# JavaScript und JSF - Diashow



## Bluevelvet64 (3. Mrz 2008)

Hallo

in einer Webaplikation die auf Apache läuft ( also HTML ) habe ich eine Diashow mit JavaScript laufen.  Ich Applikation habe ich nun in JSF umgesetzt. Die Diashoe läuft nun nur noch teilweise. Folgendermassen zeigt sich das Problem.

In einer Tabelle binde ich 4 seperate HTML ( bzw. JSP ) Seiten untereinander über ein Frameset ( HTML ) bzw über Subview ( JSF ) ein. In allen 4 Seiten wird das Javascript gestartet das eine bestimmte Anzahl von Bildern lädt und dann in einem Zeitintervall nacheinander in den 4 Seiten darstelllen soll.
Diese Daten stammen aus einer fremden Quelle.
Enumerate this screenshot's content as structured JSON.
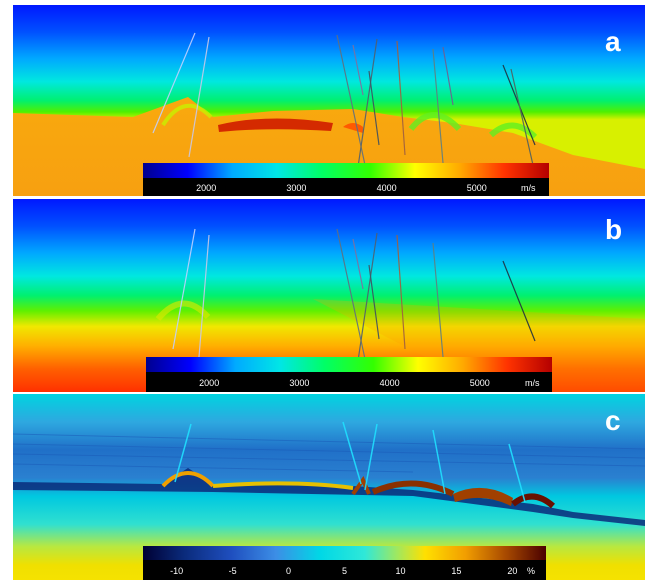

Erreichen will ich das in den 4 teilseiten die Bilder wie bei einer Diashow angezeigt werden. In HTML geht das auch aber in JSF läuft immer nur eine Diashow, die anderen werden nicht gestartet. Der einzige Unterschied in den Quellen ist, das eine ist HTML und ein Frameset das andere ist JSF und subview.
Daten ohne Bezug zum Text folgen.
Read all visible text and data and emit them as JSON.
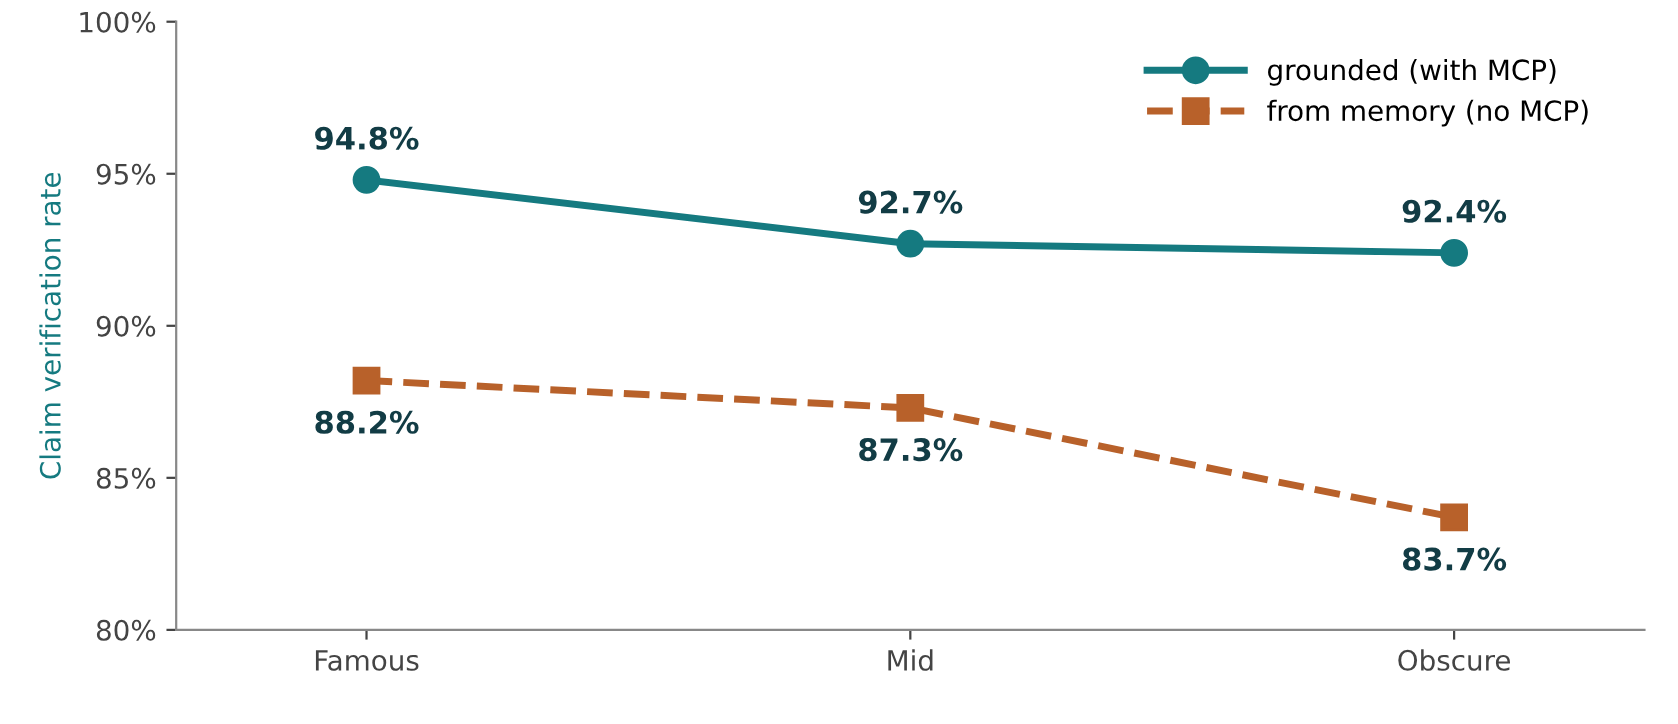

Wenn jemand einde Idee hat wie 4 unterschiedliche Diashows in JSF in einer Seite realiesieren kann, wäre ich für einen Tip sehr dankbar


----------



## HeRaider (3. Mrz 2008)

Bin mir nicht sicher ob das funktioniert aber hast du es vielleicht schon mal mit Threads probiert (wenn das in Kombination mit JSF überhaupt problemlos geht)?


----------



## Bluevelvet64 (3. Mrz 2008)

würden hier nichts bringen. Dann müsste ich ja jede Sekunde die Seite aktualisieren. Bedeutet zu viel Datentransfer. Der Javascript Code läuft ja, nur das in JSF nur eine von den 4 teilseiten das Script aktiviert. Da es in HTML geht, sollte es in JSF auch gehen.


----------



## maki (3. Mrz 2008)

Framesets und Subviews sind 2 vollkommen verschiedene Dinge, abgesehen davon sind Frames sch..... 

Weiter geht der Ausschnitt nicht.